Una situazione politica “del tutto singolare, forse unica”, quella che si registra oggi a Finale Ligure: “una maggioranza di centrodestra, un’opposizione anch’essa di centrodestra – con la sola eccezione di AVS – ed il Partito Democratico, primo partito cittadino per numero di consensi, non presente in comune”.
È l’analisi del circolo PD “Attilio Folco”, che commenta l’ultimo Consiglio Comunale e non risparmia critiche né all’attuale Amministrazione né a quella precedente.
Il primo punto affrontato dai dem finalesi nella loro nota odierna riguarda l'aspetto urbanistico ed edilizio. “Abbiamo appreso che l’Amministrazione precedente, che si era presentata con l’intento dichiarato di puntare sul recupero e sulla valorizzazione dell’esistente, forse non ha perseguito del tutto questi obiettivi ma ha dato spazio, seppur legittimamente, ad operazioni che hanno compromesso parti importanti del nostro territorio”. Il riferimento è, in particolare, alla struttura ex Covo e ad altri progetti immobiliari sui quali ha chiesto chiarimenti la consigliere Simonetti.
Ma il bersaglio è anche l'attuale governo cittadino. “A un anno dal suo insediamento, questa amministrazione non ha ancora definito né espresso una visione chiara di sviluppo per Finale Ligure”. Un concetto che il Pd ribadisce con forza: “È importante ricordare che sviluppo non significa necessariamente costruire: significa, prima di tutto, tutela del territorio, lungimiranza nelle scelte e responsabilità verso le generazioni future”.
“Purtroppo, una parte rilevante di questo nostro bellissimo territorio è già stata compromessa. Sta a noi invertire la rotta, prima che sia troppo tardi” aggiungono dal circolo del Partito Democratico finalese.
Non meno netta la presa di posizione sulla modifica del regolamento per l’assegnazione degli alloggi comunali, altro punto all’ordine del giorno: “Non possiamo condividere la scelta fatta dall’amministrazione e cioè quella di innalzare da 25.000 a 35.000 l’indicatore ISEE per poter usufruire del rinnovo dopo i primi 8 anni di affitto”. Una soglia che il circolo dem definisce “relativamente alta”, con il rischio “di mantenere in quegli alloggi nuclei familiari a scapito di altri più bisognosi”.

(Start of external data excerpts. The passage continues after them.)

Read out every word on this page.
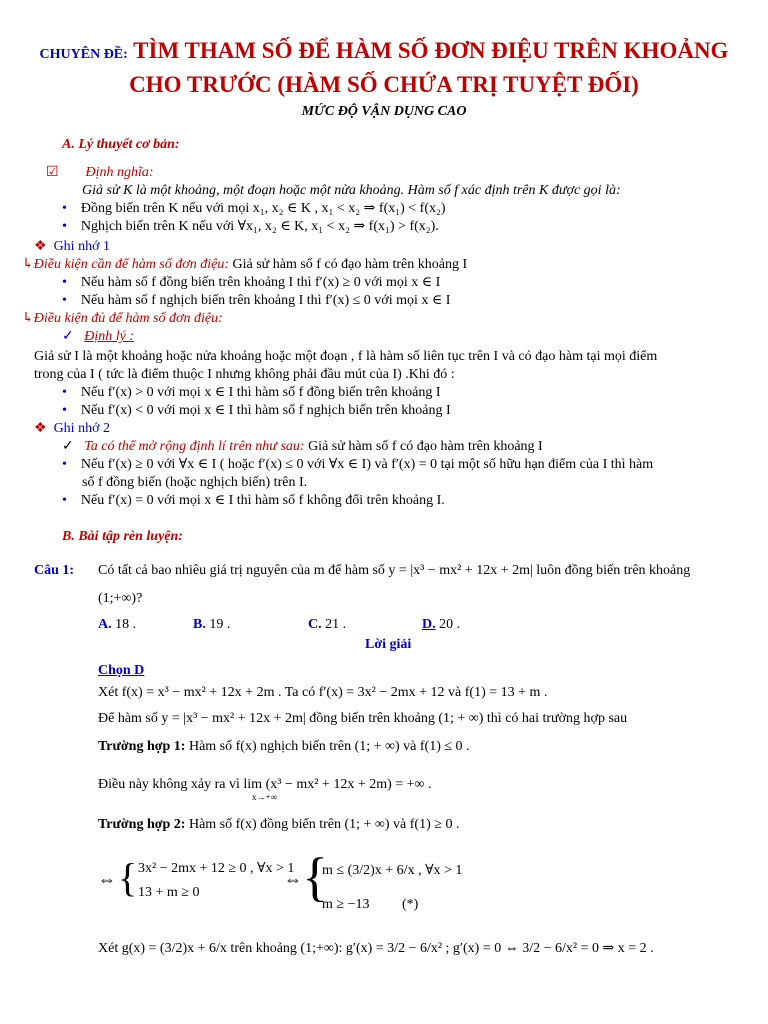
CHUYÊN ĐỀ: TÌM THAM SỐ ĐỂ HÀM SỐ ĐƠN ĐIỆU TRÊN KHOẢNG
CHO TRƯỚC (HÀM SỐ CHỨA TRỊ TUYỆT ĐỐI)
MỨC ĐỘ VẬN DỤNG CAO
A. Lý thuyết cơ bản:
☑ Định nghĩa:
Giả sử K là một khoảng, một đoạn hoặc một nửa khoảng. Hàm số f xác định trên K được gọi là:
• Đồng biến trên K nếu với mọi x₁, x₂ ∈ K , x₁ < x₂ ⇒ f(x₁) < f(x₂)
• Nghịch biến trên K nếu với ∀x₁, x₂ ∈ K, x₁ < x₂ ⇒ f(x₁) > f(x₂).
❖ Ghi nhớ 1
↳Điều kiện cần để hàm số đơn điệu: Giả sử hàm số f có đạo hàm trên khoảng I
• Nếu hàm số f đồng biến trên khoảng I thì f′(x) ≥ 0 với mọi x ∈ I
• Nếu hàm số f nghịch biến trên khoảng I thì f′(x) ≤ 0 với mọi x ∈ I
↳Điều kiện đủ để hàm số đơn điệu:
✓ Định lý :
Giả sử I là một khoảng hoặc nửa khoảng hoặc một đoạn , f là hàm số liên tục trên I và có đạo hàm tại mọi điểm
trong của I ( tức là điểm thuộc I nhưng không phải đầu mút của I) .Khi đó :
• Nếu f′(x) > 0 với mọi x ∈ I thì hàm số f đồng biến trên khoảng I
• Nếu f′(x) < 0 với mọi x ∈ I thì hàm số f nghịch biến trên khoảng I
❖ Ghi nhớ 2
✓ Ta có thể mở rộng định lí trên như sau: Giả sử hàm số f có đạo hàm trên khoảng I
• Nếu f′(x) ≥ 0 với ∀x ∈ I ( hoặc f′(x) ≤ 0 với ∀x ∈ I) và f′(x) = 0 tại một số hữu hạn điểm của I thì hàm
số f đồng biến (hoặc nghịch biến) trên I.
• Nếu f′(x) = 0 với mọi x ∈ I thì hàm số f không đổi trên khoảng I.
B. Bài tập rèn luyện:
Câu 1: Có tất cả bao nhiêu giá trị nguyên của m để hàm số y = |x³ − mx² + 12x + 2m| luôn đồng biến trên khoảng
(1;+∞)?
A. 18 .	B. 19 .	C. 21 .	D. 20 .
Lời giải
Chọn D
Xét f(x) = x³ − mx² + 12x + 2m . Ta có f′(x) = 3x² − 2mx + 12 và f(1) = 13 + m .
Để hàm số y = |x³ − mx² + 12x + 2m| đồng biến trên khoảng (1; + ∞) thì có hai trường hợp sau
Trường hợp 1: Hàm số f(x) nghịch biến trên (1; + ∞) và f(1) ≤ 0 .
Điều này không xảy ra vì lim (x³ − mx² + 12x + 2m) = +∞ .
x→+∞
Trường hợp 2: Hàm số f(x) đồng biến trên (1; + ∞) và f(1) ≥ 0 .
⇔ { 3x² − 2mx + 12 ≥ 0 , ∀x > 1
13 + m ≥ 0
⇔ {
m ≤ (3/2)x + 6/x , ∀x > 1
m ≥ −13 (*)
Xét g(x) = (3/2)x + 6/x trên khoảng (1;+∞): g′(x) = 3/2 − 6/x² ; g′(x) = 0 ⇔ 3/2 − 6/x² = 0 ⇒ x = 2 .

I Dem invitano infine a non abbassare la guardia: “È chiaro altresì che, trattandosi di materia molto delicata, occorre che il Comune mantenga un monitoraggio costante sull’evolversi della situazione di ciascun gruppo abitativo per evitare che si creino, in un momento in cui la fame di case è alta e la mancanza di offerta in affitto lungo si fa pesantemente sentire, momenti di oggettiva difficoltà”.